La cave du Dr Orlof

Notes en vrac

jeudi, février 03, 2022

Le silence du Père

 L'Élu de Dieu (2022) d'Anne Teyssèdre (Editions Thierry Sajat, 2022)


Après les deux courts récits de Chers absents et le recueil de nouvelles Je, Anne Teyssèdre (l’inoubliable héroïne de Conte de printemps de Rohmer) poursuit son œuvre littéraire avec cet étrange roman qu’est L’Elu de Dieu. Comme dans Je, on retrouve ici le portrait d’un personnage obsessionnel, mû par une idée fixe. En effet, Marcellin le narrateur est depuis sa naissance convaincu qu’il a été choisi par Dieu pour accomplir une mission sur terre et que celui-ci l’a chargé de rédiger le Livre sacré qui transmettra la parole divine.

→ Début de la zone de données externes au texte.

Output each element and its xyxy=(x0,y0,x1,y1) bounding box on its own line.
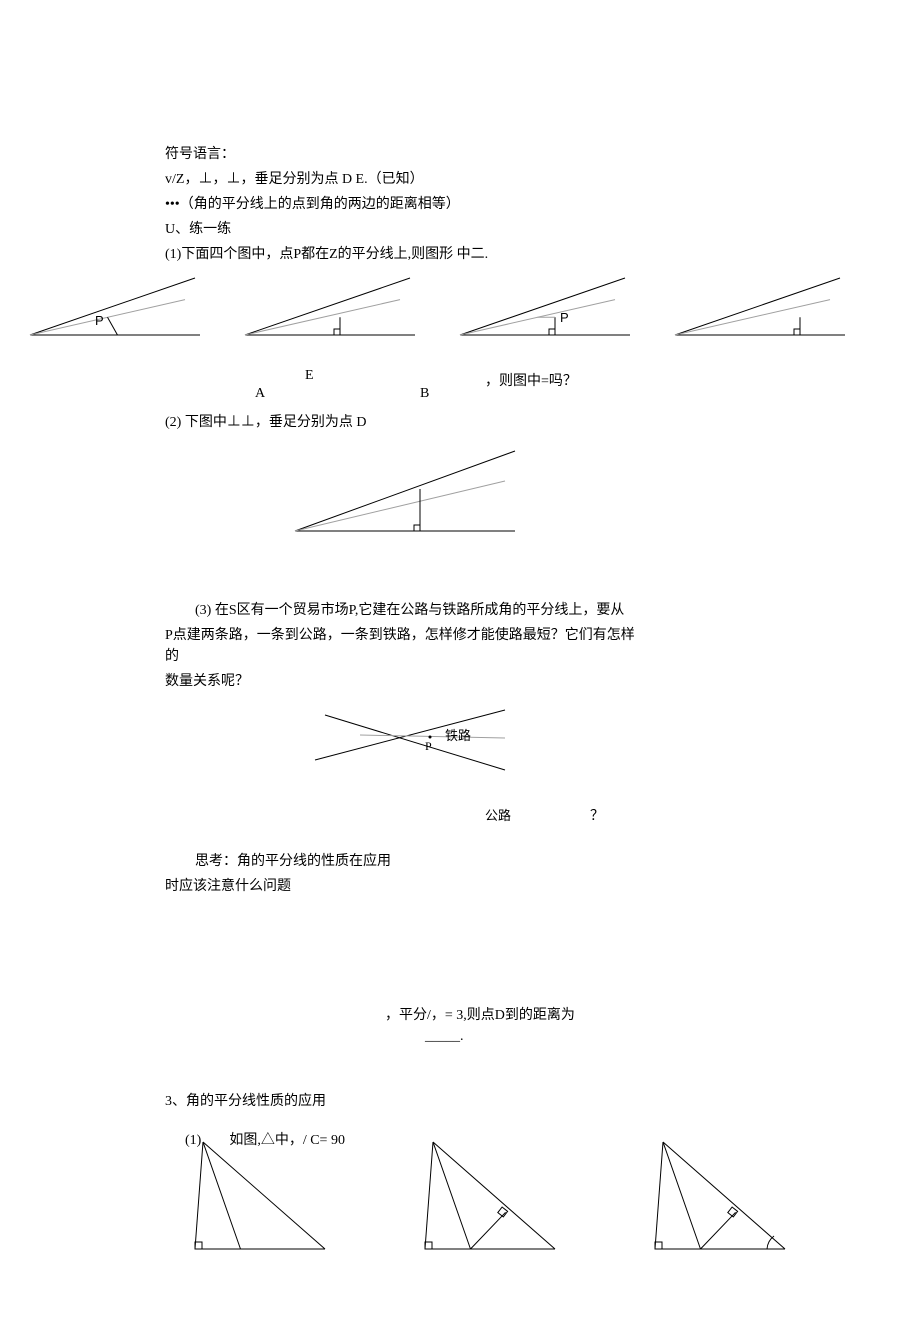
sec3-diagrams-svg xyxy=(185,1137,795,1257)
sec3-row: (1) 如图,△中，/ C= 90 xyxy=(165,1118,635,1155)
q1-text: (1)下面四个图中，点P都在Z的平分线上,则图形 中二. xyxy=(165,244,635,265)
q2-diagram-svg xyxy=(285,441,525,541)
label-a: A xyxy=(255,386,265,402)
q3-diagram-row: P 铁路 xyxy=(305,700,635,785)
gonglu-label: 公路 xyxy=(485,805,511,824)
sec3-diagrams-row xyxy=(185,1137,635,1262)
q3-line2: P点建两条路，一条到公路，一条到铁路，怎样修才能使路最短？它们有怎样的 xyxy=(165,625,635,667)
q1-diagrams-svg: PP xyxy=(25,273,850,343)
mid-sentence-row: ，平分/，= 3,则点D到的距离为 _____. xyxy=(385,1005,635,1047)
question-mark: ？ xyxy=(590,805,604,825)
q1-diagrams-row: PP xyxy=(25,273,885,348)
q2-suffix: ，则图中=吗？ xyxy=(485,370,577,390)
q3-line3: 数量关系呢？ xyxy=(165,671,635,692)
label-e: E xyxy=(305,368,314,384)
line-vz: v/Z，⊥，⊥，垂足分别为点 D E.（已知） xyxy=(165,169,635,190)
label-b: B xyxy=(420,386,429,402)
e-a-b-row: E A B ，则图中=吗？ xyxy=(165,368,635,408)
think-line1: 思考：角的平分线的性质在应用 xyxy=(195,851,635,872)
symbol-lang-heading: 符号语言： xyxy=(165,144,635,165)
sec3-title: 3、角的平分线性质的应用 xyxy=(165,1091,635,1112)
line-property: •••（角的平分线上的点到角的两边的距离相等） xyxy=(165,194,635,215)
blank-underline: _____. xyxy=(425,1029,464,1044)
q3-diagram-svg: P 铁路 xyxy=(305,700,525,780)
svg-text:P: P xyxy=(560,310,569,325)
svg-text:P: P xyxy=(95,313,104,328)
q2-diagram-row xyxy=(285,441,635,546)
mid-sentence: ，平分/，= 3,则点D到的距离为 xyxy=(385,1008,575,1023)
svg-text:P: P xyxy=(425,739,432,753)
svg-text:铁路: 铁路 xyxy=(445,728,471,743)
sec3-q1: (1) 如图,△中，/ C= 90 xyxy=(185,1122,345,1151)
think-line2: 时应该注意什么问题 xyxy=(165,876,635,897)
gonglu-row: 公路 ？ xyxy=(305,805,635,827)
q2-text: (2) 下图中⊥⊥，垂足分别为点 D xyxy=(165,412,635,433)
q3-line1: (3) 在S区有一个贸易市场P,它建在公路与铁路所成角的平分线上，要从 xyxy=(195,600,635,621)
line-u-heading: U、练一练 xyxy=(165,219,635,240)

Avec un postulat pareil, on pourrait imaginer un livre baignant dans la métaphysique. Or c’est l’inverse qui advient et il s’avère d’emblée très prosaïque et terre-à-terre. Refusant toute joliesse stylistique, Anne Teyssèdre décrit le quotidien monotone de son personnage. A 50 ans, il vit seul chez sa mère et son existence est réglée comme du papier à musique : le rituel du petit-déjeuner avec le café au lait, les tartines beurrées et la cigarette, le passage à la boulangerie, les après-midis devant la télé, le Scrabble avec sa mère… Il y a quelque chose de totalement névrotique dans la vie de ce sociopathe qui ne voit personne excepté sa mère qui le couve comme la huitième merveille du monde et sa tante qui leur rend visite chaque dimanche. Il faut un vrai talent d’écrivain pour décrire ces minuscules rites sans tomber dans la platitude et l’ennui. Et ce talent, Anne Teyssèdre l’a assurément puisqu’elle parvient à distiller, par petites touches, un véritable malaise devant cet affreux tableau d’un homme constamment confiné (à la fois chez lui et en lui). Seuls les fêtes de Noël et le jour de son anniversaire permettent de rompre avec la monotonie du quotidien mais, là encore, en se conformant aux mêmes rituels.

Tout bascule lorsque notre homme trouve enfin l’inspiration et réorganise tout son quotidien en fonction de cette nouvelle activité. Nous n’en dévoilerons pas plus pour ne pas priver le lecteur du plaisir de la découverte mais l’autrice parvient à accompagner la conscience de plus en plus brouillée de son personnage. D’un côté, elle montre comment l’obsession qui guide son existence finit par submerger sa raison ; de l’autre, elle parvient à renouer avec les grandes questions métaphysiques : quelle attitude adopter face au silence de Dieu ? Quel est le dessein des créatures terrestres et quel rôle doivent-elle tenir dans cette vaste comédie imaginée par un hypothétique Créateur ?

L’intérêt de L’Elu de Dieu tient à ce constant écart entre la banalité des situations et les vertigineuses interrogations que fait naître cette folie obsessionnelle du personnage. Si le père du narrateur disparaît très rapidement du récit, c’est peut-être parce que cette absence symbolise aussi ce sentiment d’abandon qui peut étreindre chaque individu lorsqu’il est confronté au mystère de l’existence et à cette course dénuée de but qu’il effectue sous un ciel désespérément vide.